Prevention of cerebral ischemia-induced memory deficits by inhibition of phosphodiesterase-4 in rats
- First Online:
- Cite this article as:
- Li, LX., Cheng, YF., Lin, HB. et al. Metab Brain Dis (2011) 26: 37. doi:10.1007/s11011-011-9235-0
- 238 Downloads
Inhibition of phosphodiesterase-4 (PDE4) by rolipram, a prototypical PDE4 inhibitor, reverses memory impairment produced pharmacologically or genetically. Comparably, much less is known about the effect of rolipram on cerebral ischemia-induced memory deficits. The objective of this study was to determine the effects of rolipram on ischemia-induced memory deficit, neuronal damage, and alteration of PDE4 activity in the hippocampus.
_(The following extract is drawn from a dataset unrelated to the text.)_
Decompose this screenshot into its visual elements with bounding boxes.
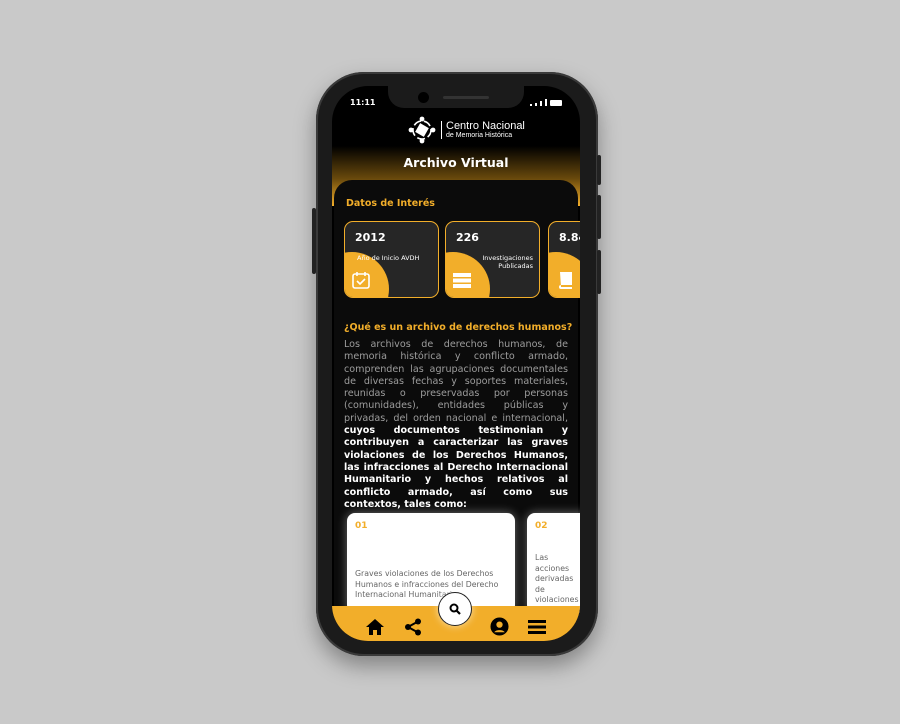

Memory was examined using Morris water-maze and step-through passive avoidance tests in rats subjected to global cerebral ischemia with or without repeated treatment with rolipram (0.3 or 1 mg/kg, i.p.); neuronal damage in the hippocampus and PDE4 activity in hippocampal tissues were determined using Nissl staining and HPLC, respectively. In the water-maze test, cerebral ischemia significantly increased the escape latency to reach the platform during acquisition training and decreased the exploration time in the target quadrant in the probe trial test; these were blocked by rolipram in a dose-dependent manner. Rolipram also reduced the distracted platform searches induced by cerebral ischemia. In the passive avoidance test, ischemia decreased the 24-h latency to the dark compartment, which was also blocked by rolipram treatment. In addition, Nissl staining revealed ischemia-induced neuron loss in hippocampal CA1; this was blocked by rolipram. Further, cerebral ischemia led to increases in activity of PDE, primarily PDE4, in the hippocampus, which also was antagonized by rolipram. These results suggest that rolipram prevents cerebral ischemia-induced memory deficits via inhibition of increased PDE4 activity and attenuation of hippocampal, neuronal damages induced by ischemia. PDE4 may be a target for treatment of cognitive disorders associated with cerebral ischemia.